Arınç, bir gazetecinin "Çiçek ile karşı karşıya gelmeniz CHP tarafından 'danışıklı dövüş' olarak nitelendirildi, bu konuda ne düşünüyorsunuz" sorusuna da "Bunlar hiç olacak şeyler değil, ama kürsüye çıkan bir insan bir şeyler söylemek ihtiyacı duyuyor. Danışıklı dövüş yapacak, iyi polis, kötü polis rolü oynayacak insanlar değiliz biz. Buna ihtiyacımız da yok. Ağzımızdan çıkan her sözün ya yanlış olduğunu ifade eder özür dileriz veya doğru olduğunu söyler arkasında dururuz" yanıtını verdi.
Meclis Başkanı Çiçek ile her yerde, her zaman görüşebileceklerini, Çiçek'in ailesiyle de görüştüğünü anlatan Arınç, "Eşleri, çocukları bizim eşlerimiz, çocuklarımız gibidir. Biz, bugün yolda tesadüfen tanışmadık, şu kadar yıldan beri omuz omuza siyaset yaptık. Bugün de Meclis'in en şerefli makamına oylarımızla seçildi, bundan da gurur duyuyoruz" dedi.

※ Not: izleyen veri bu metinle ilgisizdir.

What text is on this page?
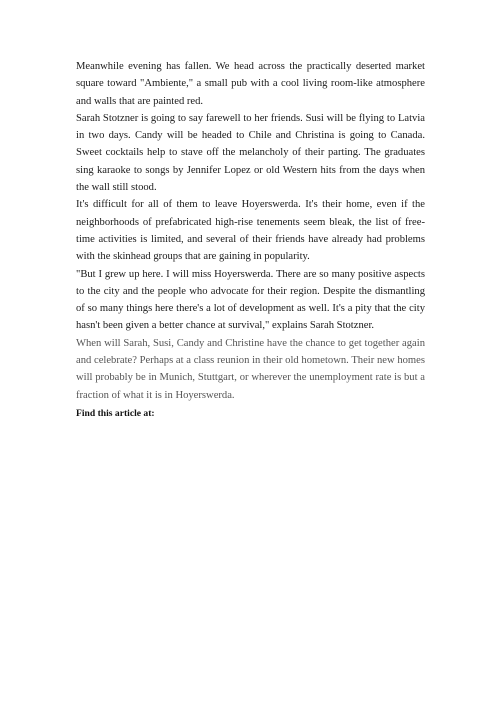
Meanwhile evening has fallen. We head across the practically deserted market square toward "Ambiente," a small pub with a cool living room-like atmosphere and walls that are painted red.

Sarah Stotzner is going to say farewell to her friends. Susi will be flying to Latvia in two days. Candy will be headed to Chile and Christina is going to Canada. Sweet cocktails help to stave off the melancholy of their parting. The graduates sing karaoke to songs by Jennifer Lopez or old Western hits from the days when the wall still stood.

It's difficult for all of them to leave Hoyerswerda. It's their home, even if the neighborhoods of prefabricated high-rise tenements seem bleak, the list of free-time activities is limited, and several of their friends have already had problems with the skinhead groups that are gaining in popularity.

"But I grew up here. I will miss Hoyerswerda. There are so many positive aspects to the city and the people who advocate for their region. Despite the dismantling of so many things here there's a lot of development as well. It's a pity that the city hasn't been given a better chance at survival," explains Sarah Stotzner.

When will Sarah, Susi, Candy and Christine have the chance to get together again and celebrate? Perhaps at a class reunion in their old hometown. Their new homes will probably be in Munich, Stuttgart, or wherever the unemployment rate is but a fraction of what it is in Hoyerswerda.

Find this article at:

Milli Güvenlik Kurulu nedeniyle dün, Bakanlar Kurulu toplantısı nedeniyle de pazartesi günü, bugün de AK Parti MKYK toplantısı nedeniyle Çiçek ile görüşemediğini vurgulayan Arınç, "Her zaman görüşürüz. En son beni, bayramda aramış ve tebrik etmişti, daha önce rahatsızlığım sebebiyle aramıştı. Umarım şimdi öncelikle torunumu tebrik etmek için arayacaktır, bu konuyu da soracaksa esasen cevapları buradan vermiş oluyorum, ama tekrar ben de ziyaretine giderim. O Meclisimizin başkanıdır, kendisini seviyoruz, kendilerine selamlarımızı iletiyoruz" diye konuştu.

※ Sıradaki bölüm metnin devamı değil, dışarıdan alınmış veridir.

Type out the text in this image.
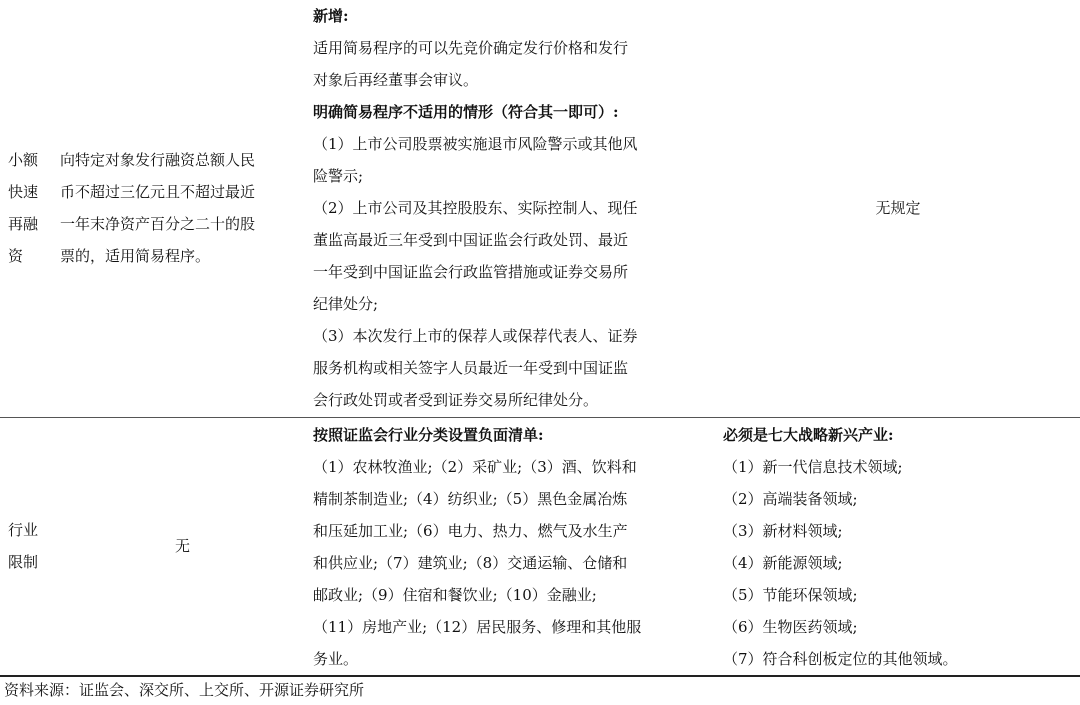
小额
快速
再融
资
向特定对象发行融资总额人民
币不超过三亿元且不超过最近
一年末净资产百分之二十的股
票的，适用简易程序。
新增:
适用简易程序的可以先竞价确定发行价格和发行
对象后再经董事会审议。
明确简易程序不适用的情形（符合其一即可）:
（1）上市公司股票被实施退市风险警示或其他风
险警示;
（2）上市公司及其控股股东、实际控制人、现任
董监高最近三年受到中国证监会行政处罚、最近
一年受到中国证监会行政监管措施或证券交易所
纪律处分;
（3）本次发行上市的保荐人或保荐代表人、证券
服务机构或相关签字人员最近一年受到中国证监
会行政处罚或者受到证券交易所纪律处分。
无规定
行业
限制
无
按照证监会行业分类设置负面清单:
（1）农林牧渔业;（2）采矿业;（3）酒、饮料和
精制茶制造业;（4）纺织业;（5）黑色金属冶炼
和压延加工业;（6）电力、热力、燃气及水生产
和供应业;（7）建筑业;（8）交通运输、仓储和
邮政业;（9）住宿和餐饮业;（10）金融业;
（11）房地产业;（12）居民服务、修理和其他服
务业。
必须是七大战略新兴产业:
（1）新一代信息技术领域;
（2）高端装备领域;
（3）新材料领域;
（4）新能源领域;
（5）节能环保领域;
（6）生物医药领域;
（7）符合科创板定位的其他领域。
资料来源：证监会、深交所、上交所、开源证券研究所
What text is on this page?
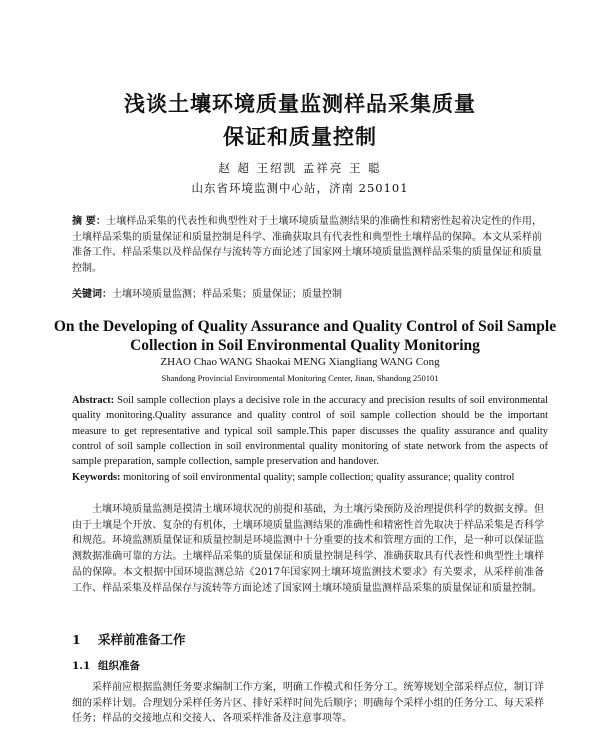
浅谈土壤环境质量监测样品采集质量
保证和质量控制
赵 超 王绍凯 孟祥亮 王 聪
山东省环境监测中心站，济南 250101

摘 要：土壤样品采集的代表性和典型性对于土壤环境质量监测结果的准确性和精密性起着决定性的作用，土壤样品采集的质量保证和质量控制是科学、准确获取具有代表性和典型性土壤样品的保障。本文从采样前准备工作、样品采集以及样品保存与流转等方面论述了国家网土壤环境质量监测样品采集的质量保证和质量控制。

关键词：土壤环境质量监测；样品采集；质量保证；质量控制

On the Developing of Quality Assurance and Quality Control of Soil Sample
Collection in Soil Environmental Quality Monitoring
ZHAO Chao WANG Shaokai MENG Xiangliang WANG Cong
Shandong Provincial Environmental Monitoring Center, Jinan, Shandong 250101

Abstract: Soil sample collection plays a decisive role in the accuracy and precision results of soil environmental quality monitoring.Quality assurance and quality control of soil sample collection should be the important measure to get representative and typical soil sample.This paper discusses the quality assurance and quality control of soil sample collection in soil environmental quality monitoring of state network from the aspects of sample preparation, sample collection, sample preservation and handover.

Keywords: monitoring of soil environmental quality; sample collection; quality assurance; quality control

土壤环境质量监测是摸清土壤环境状况的前提和基础，为土壤污染预防及治理提供科学的数据支撑。但由于土壤是个开放、复杂的有机体，土壤环境质量监测结果的准确性和精密性首先取决于样品采集是否科学和规范。环境监测质量保证和质量控制是环境监测中十分重要的技术和管理方面的工作，是一种可以保证监测数据准确可靠的方法。土壤样品采集的质量保证和质量控制是科学、准确获取具有代表性和典型性土壤样品的保障。本文根据中国环境监测总站《2017年国家网土壤环境监测技术要求》有关要求，从采样前准备工作、样品采集及样品保存与流转等方面论述了国家网土壤环境质量监测样品采集的质量保证和质量控制。

1 采样前准备工作
1.1 组织准备

采样前应根据监测任务要求编制工作方案，明确工作模式和任务分工。统筹规划全部采样点位，制订详细的采样计划。合理划分采样任务片区、排好采样时间先后顺序；明确每个采样小组的任务分工、每天采样任务；样品的交接地点和交接人、各项采样准备及注意事项等。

Bir gazetecinin "Muhalefet, Köşk için saflar belirleniyor şeklinde değerlendirmeler"olduğunu anımsatması üzerine de Arınç, "Muhalefet söyler, her şeyi söyler. Köşk için saflar belirleniyor falan, daha 2 sene varken bu sözlerin sarf edilmesi çok gereksizdir. Bir takım senaryolar olabilir. Muhalefet daha ciddi, tutarlı şeyler söylerse biz de karşılığını her zaman veririz, bundan siyaset kazanır" değerlendirmesinde bulundu.